Attributes of Effective Requirements (AtrERS): Correct, unambiguous, complete, verifiable, consistent, modifiable, concise, organized, searchable, understandable by the client, regardless of design.

Scaling Factors: Correctness, reliability, efficiency, integrity, ease of use and maintenance, flexibility, ease of testing, portability, reusability, ease of interoperation.

Life History: Succession of stages through which a software product passes during its existence. Attempts to determine the order of the steps involved and the criteria associated with the transition between these stages.

Software Engineering: Application of scientific knowledge to the design and construction of computer programs and associated documentation for their development.

Waterfall Model

Each stage begins when the previous phase ends. The goals must be met to advance to the next stage. Each step generates documentation and inputs, preventing excess dates.

Phases: Planning, analysis, design, coding, testing, maintenance.

Cons: Strictly sequential, difficulties in establishing all the requirements at the beginning, errors detected later require maintenance patches.

Classic Model with Prototyping

A first version of the product which has incorporated some of the final system's features.

Pros: Helps in establishing the requirements, helps developers improve the product, reduces the risk of patching.

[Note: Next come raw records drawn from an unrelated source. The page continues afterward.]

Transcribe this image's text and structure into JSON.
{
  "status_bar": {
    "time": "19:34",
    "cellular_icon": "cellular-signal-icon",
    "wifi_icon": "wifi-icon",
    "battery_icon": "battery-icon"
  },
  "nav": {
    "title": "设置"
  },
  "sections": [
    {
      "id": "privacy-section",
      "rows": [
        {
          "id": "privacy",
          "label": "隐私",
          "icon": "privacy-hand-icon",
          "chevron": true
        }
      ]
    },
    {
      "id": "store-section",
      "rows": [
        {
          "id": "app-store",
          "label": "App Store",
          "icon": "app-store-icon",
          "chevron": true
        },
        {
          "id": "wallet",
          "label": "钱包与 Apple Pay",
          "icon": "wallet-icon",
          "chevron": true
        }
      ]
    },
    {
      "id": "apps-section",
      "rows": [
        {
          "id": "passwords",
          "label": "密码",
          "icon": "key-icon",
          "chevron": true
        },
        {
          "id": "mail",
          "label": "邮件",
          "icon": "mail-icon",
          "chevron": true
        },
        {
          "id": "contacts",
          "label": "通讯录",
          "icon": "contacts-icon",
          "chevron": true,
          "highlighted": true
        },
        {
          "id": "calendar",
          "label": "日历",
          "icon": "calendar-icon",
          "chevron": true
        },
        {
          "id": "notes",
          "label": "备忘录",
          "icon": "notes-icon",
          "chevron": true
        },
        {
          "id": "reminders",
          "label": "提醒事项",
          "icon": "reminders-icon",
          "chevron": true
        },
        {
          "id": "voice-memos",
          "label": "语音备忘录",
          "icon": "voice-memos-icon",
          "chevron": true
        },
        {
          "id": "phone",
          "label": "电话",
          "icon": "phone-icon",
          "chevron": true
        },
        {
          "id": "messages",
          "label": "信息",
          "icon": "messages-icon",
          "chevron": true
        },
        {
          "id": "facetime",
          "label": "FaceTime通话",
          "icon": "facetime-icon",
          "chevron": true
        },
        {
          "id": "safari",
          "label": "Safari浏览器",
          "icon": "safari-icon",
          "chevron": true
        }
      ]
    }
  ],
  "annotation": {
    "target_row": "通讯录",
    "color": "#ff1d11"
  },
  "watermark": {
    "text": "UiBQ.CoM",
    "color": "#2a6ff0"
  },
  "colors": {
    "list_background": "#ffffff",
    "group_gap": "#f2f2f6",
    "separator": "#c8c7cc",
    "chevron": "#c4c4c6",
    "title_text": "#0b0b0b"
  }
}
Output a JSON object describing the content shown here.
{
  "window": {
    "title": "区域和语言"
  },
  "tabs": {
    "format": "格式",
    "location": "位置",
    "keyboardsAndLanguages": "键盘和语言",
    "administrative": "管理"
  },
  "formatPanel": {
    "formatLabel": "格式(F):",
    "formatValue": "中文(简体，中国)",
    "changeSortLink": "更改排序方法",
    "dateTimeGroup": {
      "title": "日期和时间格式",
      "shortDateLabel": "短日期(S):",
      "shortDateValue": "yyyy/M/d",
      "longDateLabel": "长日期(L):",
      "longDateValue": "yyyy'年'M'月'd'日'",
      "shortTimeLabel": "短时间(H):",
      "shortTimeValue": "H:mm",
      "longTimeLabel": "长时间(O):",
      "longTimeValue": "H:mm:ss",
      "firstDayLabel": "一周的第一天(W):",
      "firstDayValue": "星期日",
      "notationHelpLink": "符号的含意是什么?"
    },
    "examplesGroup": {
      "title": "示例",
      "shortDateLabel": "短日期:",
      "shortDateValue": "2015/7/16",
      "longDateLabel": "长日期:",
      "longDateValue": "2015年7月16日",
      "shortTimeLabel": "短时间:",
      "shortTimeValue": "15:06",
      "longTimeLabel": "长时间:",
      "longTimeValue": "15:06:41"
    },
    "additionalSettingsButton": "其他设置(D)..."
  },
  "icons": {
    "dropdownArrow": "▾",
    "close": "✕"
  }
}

Cons: The customer is not aware that the product is not yet final, additional investments, potential for bad decisions.

Automatic Programming Model

Introduces automation in the software process, using formal specification languages which produce a product prototype. Validation and maintenance burdens are placed on the specification.

Pros: Maintaining software quality improvement, reduces development costs.

Cons: Greater involvement of the client, compromise between the benefits received and the level to which the specification must rise, technology may not be readily available.

Incremental Model

Sequences of classical cycle applications, each iteration produces an increase in output.

Pros: Useful when staff are available for complete implementation, each delivery allows evaluation by the user.

Cons: The difficulty of determining the required increase in each iteration.

Spiral Model

An iterative, interactive, and evolving model where the prototype is not a simple model but evolves towards the final product.

Phases: Planning, risk analysis, engineering evaluation of the customer.

Pros: The prototype evolves into the final product.

Cons: The evaluation of risks is very difficult, newer model, less used.

Assembly Model

Characterized by a spiral model, evolutionary interactive approach, and XP programming: high-speed adaptation cascade.